Professor Stephen Adei has called for an overhaul of the senior high school management in Ghana, saying heads should have the authority to discipline or dismiss teachers who fail to teach during official school hours.
Speaking in a radio interview with Accra based Joy FM on Monday [December 1, 2025] in a reaction to the drop in performance in mathematics in the 2025 WASSCE math pass rate, Prof Adei said the public should not be surprised by the results because many teachers in public senior high schools now put their efforts into paid afternoon classes, often charging students about GH¢400 per subject per term.
He said some teachers avoid completing the syllabus during regular class hours, which puts students from low-income homes at a disadvantage.

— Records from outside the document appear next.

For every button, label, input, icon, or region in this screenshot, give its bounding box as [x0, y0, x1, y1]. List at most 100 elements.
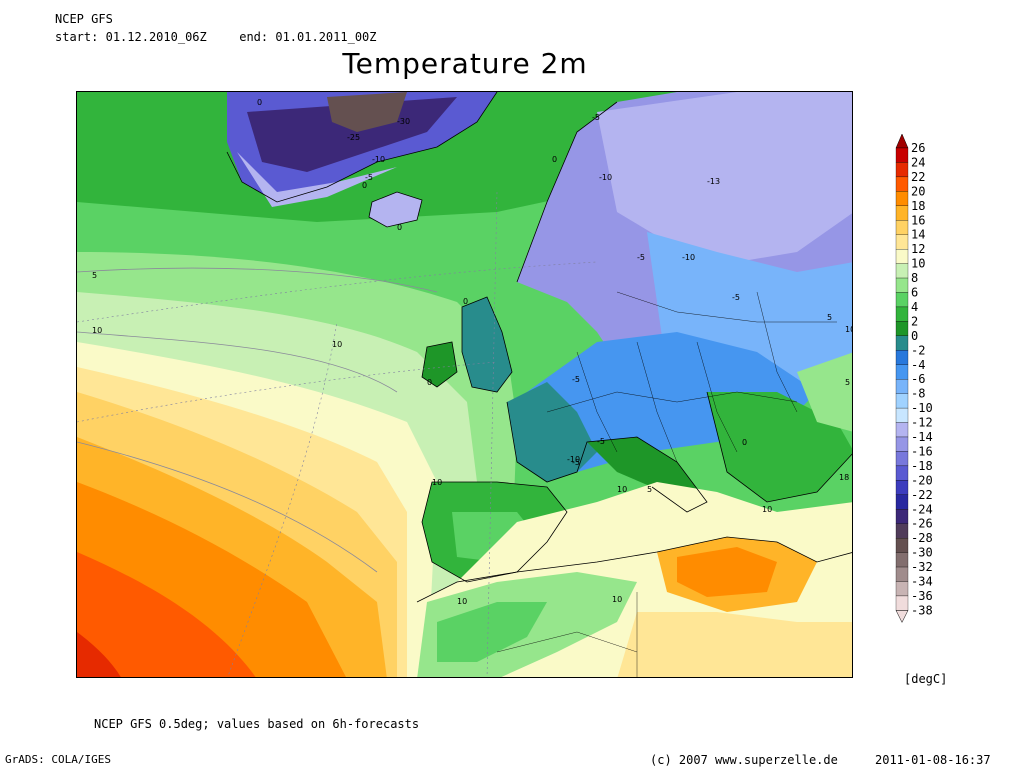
- map-title: Temperature 2m: [342, 47, 588, 80]
- legend-label: 20: [911, 184, 925, 198]
- legend-swatch: [895, 220, 909, 235]
- legend-label: -26: [911, 517, 933, 531]
- legend-label: -32: [911, 560, 933, 574]
- map-label: 5: [845, 378, 850, 387]
- libya-hot: [677, 547, 777, 597]
- map-label: 10: [332, 340, 342, 349]
- legend-swatch: [895, 509, 909, 524]
- map-label: 5: [92, 271, 97, 280]
- greenland-core: [327, 92, 407, 132]
- legend-swatch: [895, 436, 909, 452]
- legend-label: -8: [911, 387, 925, 401]
- map-label: 0: [257, 98, 262, 107]
- legend-swatch: [895, 595, 909, 611]
- legend-label: -28: [911, 531, 933, 545]
- legend-label: -38: [911, 603, 933, 617]
- iceland: [369, 192, 422, 227]
- map-label: -5: [597, 437, 605, 446]
- map-label: -10: [567, 455, 580, 464]
- legend-label: -16: [911, 444, 933, 458]
- legend-label: 18: [911, 199, 925, 213]
- map-label: -5: [572, 458, 580, 467]
- legend-swatch: [895, 277, 909, 293]
- greenland-cold: [247, 97, 457, 172]
- legend-swatch: [895, 451, 909, 467]
- legend-label: 6: [911, 286, 918, 300]
- legend-label: 4: [911, 300, 918, 314]
- source-note: NCEP GFS 0.5deg; values based on 6h-fore…: [94, 717, 420, 731]
- temperature-map: 0 -25 -30 -10 -5 0 0 -5 -10 -13 0 -5 -10…: [76, 91, 853, 678]
- map-label: 5: [647, 485, 652, 494]
- start-label: start:: [55, 30, 99, 44]
- graticule: [77, 191, 598, 677]
- contour-labels: 0 -25 -30 -10 -5 0 0 -5 -10 -13 0 -5 -10…: [92, 98, 852, 606]
- legend-label: 16: [911, 213, 925, 227]
- grads-credit: GrADS: COLA/IGES: [5, 753, 111, 766]
- legend-swatch: [895, 248, 909, 264]
- legend-swatch: [895, 321, 909, 336]
- legend-swatch: [895, 147, 909, 163]
- legend-label: -4: [911, 358, 925, 372]
- legend-swatch: [895, 234, 909, 250]
- legend-swatch: [895, 263, 909, 279]
- legend-swatch: [895, 335, 909, 351]
- atlas-mountains: [437, 602, 547, 662]
- map-label: 0: [463, 297, 468, 306]
- map-label: -10: [372, 155, 385, 164]
- end-date: 01.01.2011_00Z: [275, 30, 377, 44]
- map-label: 10: [457, 597, 467, 606]
- map-label: 10: [617, 485, 627, 494]
- band-20: [77, 552, 256, 677]
- map-label: -5: [592, 113, 600, 122]
- balkans: [707, 392, 852, 502]
- map-label: 10: [432, 478, 442, 487]
- map-label: -10: [599, 173, 612, 182]
- legend-swatch: [895, 480, 909, 495]
- great-britain: [462, 297, 512, 392]
- coastlines: [226, 92, 852, 603]
- legend-swatch: [895, 523, 909, 539]
- legend-label: -12: [911, 416, 933, 430]
- legend-label: -18: [911, 459, 933, 473]
- scandinavia-light: [597, 92, 852, 262]
- legend-swatch: [895, 191, 909, 206]
- map-label: 0: [427, 378, 432, 387]
- legend-swatch: [895, 566, 909, 582]
- legend-swatch: [895, 306, 909, 322]
- legend-swatch: [895, 422, 909, 438]
- sahara: [617, 612, 852, 677]
- legend-swatch: [895, 494, 909, 510]
- legend-swatch: [895, 364, 909, 380]
- start-date: 01.12.2010_06Z: [105, 30, 207, 44]
- legend-label: -34: [911, 575, 933, 589]
- map-label: 10: [762, 505, 772, 514]
- legend-label: -24: [911, 502, 933, 516]
- legend-label: 8: [911, 271, 918, 285]
- map-label: 0: [362, 181, 367, 190]
- end-label: end:: [239, 30, 269, 44]
- legend-swatch: [895, 538, 909, 553]
- map-label: -5: [732, 293, 740, 302]
- legend-swatch: [895, 292, 909, 308]
- map-label: 0: [552, 155, 557, 164]
- legend-arrow-up: [895, 133, 909, 149]
- legend-label: 10: [911, 257, 925, 271]
- legend-swatch: [895, 379, 909, 394]
- period-line: start: 01.12.2010_06Z end: 01.01.2011_00…: [55, 30, 377, 44]
- legend-swatch: [895, 162, 909, 178]
- legend-label: -36: [911, 589, 933, 603]
- legend-label: 24: [911, 155, 925, 169]
- legend-swatch: [895, 350, 909, 365]
- legend-label: -2: [911, 343, 925, 357]
- map-label: 0: [742, 438, 747, 447]
- band-22: [77, 632, 121, 677]
- legend-swatch: [895, 407, 909, 423]
- legend-unit: [degC]: [904, 672, 948, 686]
- contour-lines: [77, 267, 438, 573]
- map-label: -25: [347, 133, 360, 142]
- ireland: [422, 342, 457, 387]
- country-borders: [496, 291, 837, 677]
- legend-label: 2: [911, 314, 918, 328]
- legend-swatch: [895, 581, 909, 597]
- map-label: 10: [612, 595, 622, 604]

“What is happening is not accidental. Many headmasters are accomplices,” he said. “They know the teachers are not covering the syllabus, but they cannot act because the system does not give them the authority.”
Prof Adei said the current centralised system, where disciplinary powers sit above the school level, weakens accountability and allows poor classroom practices to continue. He said nothing will change until the system is decentralised and teachers are held directly responsible for classroom results.
He also noted that class sizes of up to 80 students in some well-known schools make effective teaching difficult and place more pressure on students.
Prof Adei said free senior high school risks losing its purpose if unofficial paid tuition continues. “Those who cannot afford the extra classes are simply not being educated,” he said.
He urged the Ministry of Education and the Ghana Education Service to address what he described as a problem of weak discipline in classrooms and poor teacher conduct and said Ghana’s long-term education outcomes depend on firm action now.